Ancora oggi nel pensarci, quasi mi fa sorridere il modo assolutamente gratuito con il quale la mia dannazione ebbe inizio; voglio dire, forse non necessario in quel preciso momento, proprio in quell'istante; ma è evidente che misteri insondabili come questo non possono essere svelati.

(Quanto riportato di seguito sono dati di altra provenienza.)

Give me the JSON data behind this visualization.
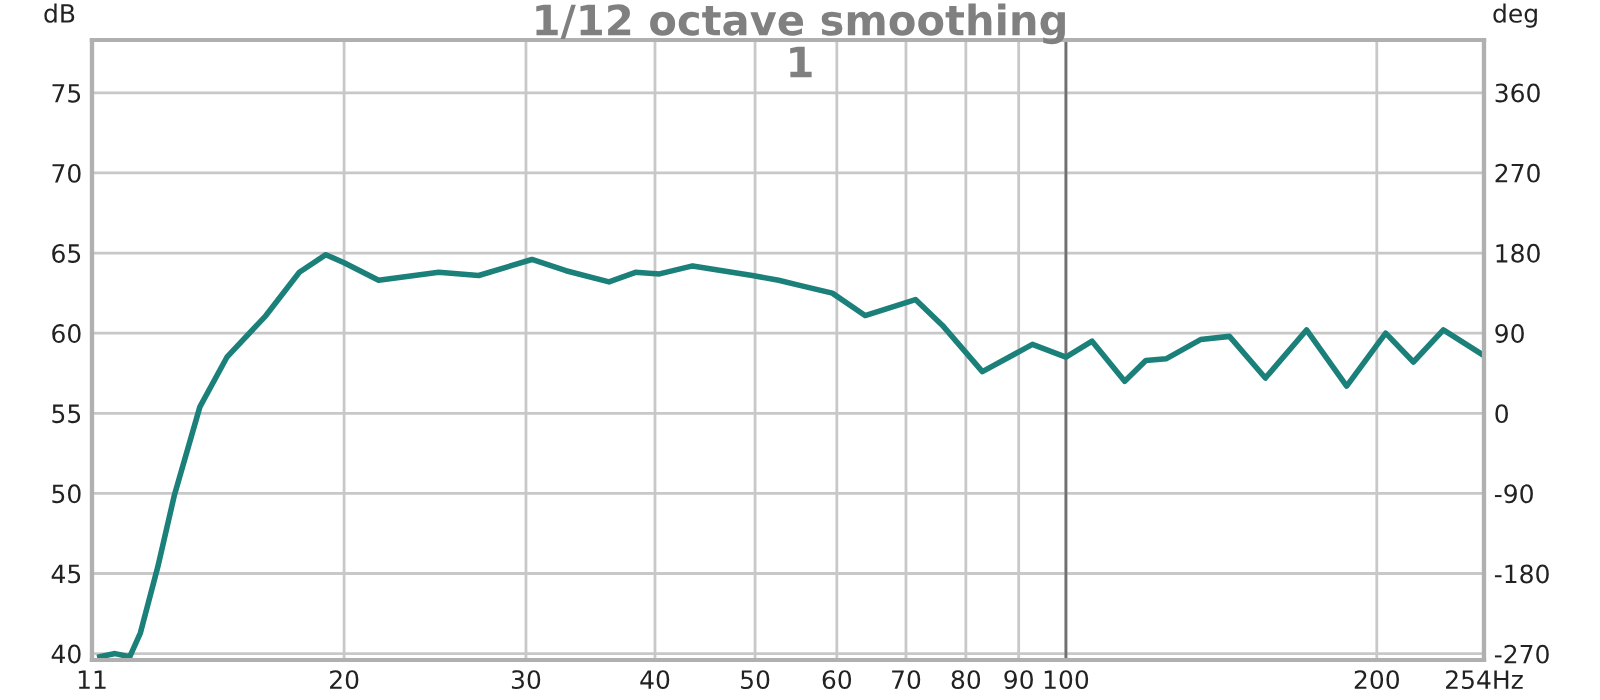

Fu nel bel mezzo di un concerto, nel corso di un ricevimento del conte du Blois, circa un mese fa. Come al solito il salone delle feste era gremito delle personalità più in vista del momento ed io, comodamente adagiato nella poltrona di velluto verde sistemata nell'angolo opposto a quello dell'orchestra a discreta distanza dal resto della platea, ero immerso nella più pura contemplazione dell'andamento dei miei affari durante la giornata, porgendo purtuttavia graziosamente un orecchio alla musica, sublime in verità, che giungeva dall'estremità della sala. Il mio sguardo vagava tra i mille decori della fine tappezzeria, scivolava tra le sinuosità dei preziosi stucchi del soffitto e scendendo, attraverso i mille riflessi argentei dei fastosi lampadari, si avvolgeva, fantasticando, tra le buffe espressioni degli altri convitati che, in parte seduti e in parte in piedi, seguivano con blando interesse i virtuosismi orchestrali. Notai così, con perfido divertimento la sofferenza del marchese de Banville, visibilmente annoiato e decrepito, il ridicolo contegno della contessa de Beaumont più grassa che simpatica, come sempre, la lievità di sua nipote mademoiselle Delphine, graziosa e maliziosa, che non disdegnò di lanciarmi un'occhiata di traverso, non so definire se più sfacciata che casualmente interrogante, nel rialzare lo sguardo dopo un rapido quanto discreto esame della punta del proprio delizioso piedino. Mi rivolsi quindi verso l'orgoglioso padrone di casa che, ignaro dei nobili vantaggi spirituali dell'arte musicale non era per questo all'oscuro dei più concreti vantaggi pratici che simili ricevimenti potevano offrire alle necessità del suo blasone. Mi trovavo, ormai sarà chiaro, in una di quelle disposizioni di spirito affatto eccezionali, durante le quali il nostro animo cattura avidamente le immagini e i suoni, li elabora e ne ricava emozioni, impressioni e soprattutto ragionamenti, che però non intaccano minimamente la capacità del nostro pensiero di fluire liberamente e ininterrottamente, così da non consentire che riflessione alcuna si fissi e coinvolga totalmente il nostro intelletto. Ero per l'appunto così languidamente impegnato, quando un suono, anzi un rumore come l'esplosione di mille gole di mille demoni urlanti mi lacerò il cervello.